Real-Knowing: Acknowledging Your Intuition

Intuition is a major component of creativity. In fact, unless and until you trust your intuition, you will dismiss your greatest inspirations.

In case you’ve ever doubted it, be assured that everyone is intuitive. Your intuition is known by many names and is often referred to as the right brain. Think back: did you ever think of an old friend you hadn’t seen for years, and then run into him at the movies? Or had a hunch that a horse would win, and told yourself, “Ah, it’s only a hunch,” and then have the four-legged beast actually win?

When asked how he gets his ideas, novelist Stephen King says that it’s a process of excavation. He digs out the novel he’s working on, which already exists, in the same way in which an archaeologist might excavate an ancient mosaic or an ancient building that has become buried under the sand and soil of millennia. In other words, Stephen King trusts his intuition.

Sfumato Self-Assessment

How much do you enjoy the foggier elements of life? Ask yourself the following questions:

  • I enjoy traveling alone.
  • I know that I will always have sufficient resources to meet my needs.
  • I meditate on my death, as a reality check.
  • I am comfortable talking to strangers.
  • I enjoy my emotions, and am rarely overwhelmed by them.
  • I often switch my cell phone off.
  • I welcome anxiety as a sign of creative tension.
  • I love jokes and puns.
Intuition Free-Write

This exercise is spooky. You’ll be shocked at how many of your predictions are accurate.

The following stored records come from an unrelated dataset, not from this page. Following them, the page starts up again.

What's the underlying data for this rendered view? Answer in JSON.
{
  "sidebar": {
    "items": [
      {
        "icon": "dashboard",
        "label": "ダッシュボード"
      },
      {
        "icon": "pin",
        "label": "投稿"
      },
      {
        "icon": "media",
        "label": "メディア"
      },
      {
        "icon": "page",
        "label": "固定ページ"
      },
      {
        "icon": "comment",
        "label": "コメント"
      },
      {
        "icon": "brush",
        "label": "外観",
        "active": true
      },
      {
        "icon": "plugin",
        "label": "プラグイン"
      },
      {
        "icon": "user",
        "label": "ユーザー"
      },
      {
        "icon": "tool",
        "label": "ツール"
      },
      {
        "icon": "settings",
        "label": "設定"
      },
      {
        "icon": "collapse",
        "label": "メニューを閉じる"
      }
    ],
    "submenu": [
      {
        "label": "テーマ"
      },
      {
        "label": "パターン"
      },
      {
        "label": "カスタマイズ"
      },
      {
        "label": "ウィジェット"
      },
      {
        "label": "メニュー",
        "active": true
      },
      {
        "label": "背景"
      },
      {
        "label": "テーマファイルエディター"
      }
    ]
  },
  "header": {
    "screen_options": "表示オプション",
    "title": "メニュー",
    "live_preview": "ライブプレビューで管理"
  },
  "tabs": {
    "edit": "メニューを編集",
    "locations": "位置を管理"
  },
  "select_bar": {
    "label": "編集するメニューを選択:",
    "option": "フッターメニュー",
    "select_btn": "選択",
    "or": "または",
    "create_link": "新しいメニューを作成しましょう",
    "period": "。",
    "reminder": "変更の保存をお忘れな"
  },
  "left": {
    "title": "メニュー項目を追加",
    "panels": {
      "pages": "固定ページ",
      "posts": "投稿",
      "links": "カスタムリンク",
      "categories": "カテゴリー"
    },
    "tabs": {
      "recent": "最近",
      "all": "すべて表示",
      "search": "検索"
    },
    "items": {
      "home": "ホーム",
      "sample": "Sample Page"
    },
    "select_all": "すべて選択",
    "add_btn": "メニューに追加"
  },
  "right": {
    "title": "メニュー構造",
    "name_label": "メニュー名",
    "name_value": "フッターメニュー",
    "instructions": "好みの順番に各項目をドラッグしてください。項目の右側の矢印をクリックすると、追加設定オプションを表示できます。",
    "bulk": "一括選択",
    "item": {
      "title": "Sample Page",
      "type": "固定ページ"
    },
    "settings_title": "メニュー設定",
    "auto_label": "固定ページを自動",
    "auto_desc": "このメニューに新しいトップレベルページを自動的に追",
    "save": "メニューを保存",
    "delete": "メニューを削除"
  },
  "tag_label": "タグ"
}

  • Take out your notebook and a pen, or turn on your computer and start a new file. Write a list of questions, as few or as many as you please.
  • Set a timer for 10 minutes. Play some relaxing music, and burn some aromatherapy oils if you wish.
  • Close your eyes. For the purposes of this exercise, you are Mystic Mary (or Mystic Mike if you’re male). Visualize an enormous quartz crystal ball on the desk in front of you. The ball, which is half the size of a basketball, is your gateway to the Other Side. The ball has the answers to any questions you might want to ask it.
  • Breathe deeply, then open your eyes, and start by writing: “The ball buzzes and hums on the desktop, and as it clears, I see a vision of . . . “
  • Write down what you see. Perhaps you will see: a hidden garden, a valley in the Himalayas, or a deep cavern underneath the earth.
  • Fully describe what you see, and close your eyes again. Imagine yourself inside the scene, in the ball.
  • Open your eyes. Start the timer, look at your questions, and start answering them, one after another. It’s important that you don’t lift your pen from the paper, or your fingers from the keyboard. Just keep writing until the time’s up.

Keep your questions and answers somewhere safe. Share your accurate predictions with other students on the Message Board.

Moving Forward

Embracing Sfumato may be the hardest aspect of da Vincian thinking to integrate. It represents letting go of comforting (yet stifling) security blankets that many of us cling to for dear life. Please be gentle with yourself and remember that even taking baby steps in the direction of welcoming ambiguity is positive. Now is the time to learn to appreciate the changes you’ve already made and look forward to the ones you’ll continue to make.

This week’s assignment and quiz will help you take another look at the ambiguity of life and how to appreciate it. Please take the time to do both.

In Lesson 6, Arte/ Scienza, you’ll develop whole-brain thinking and learn Mind Mapping, a major skill that you’ll use for the rest of your life. Onward!

Assignment : Sfumato: Sensing Ambiguity
Go to page 85 of The How to Think Like Leonardo da Vinci Workbook and complete the Sensing Ambiguity exercise.

To prepare for the next lesson, read pages 165-174 of How to Think Like Leonardo Vinci.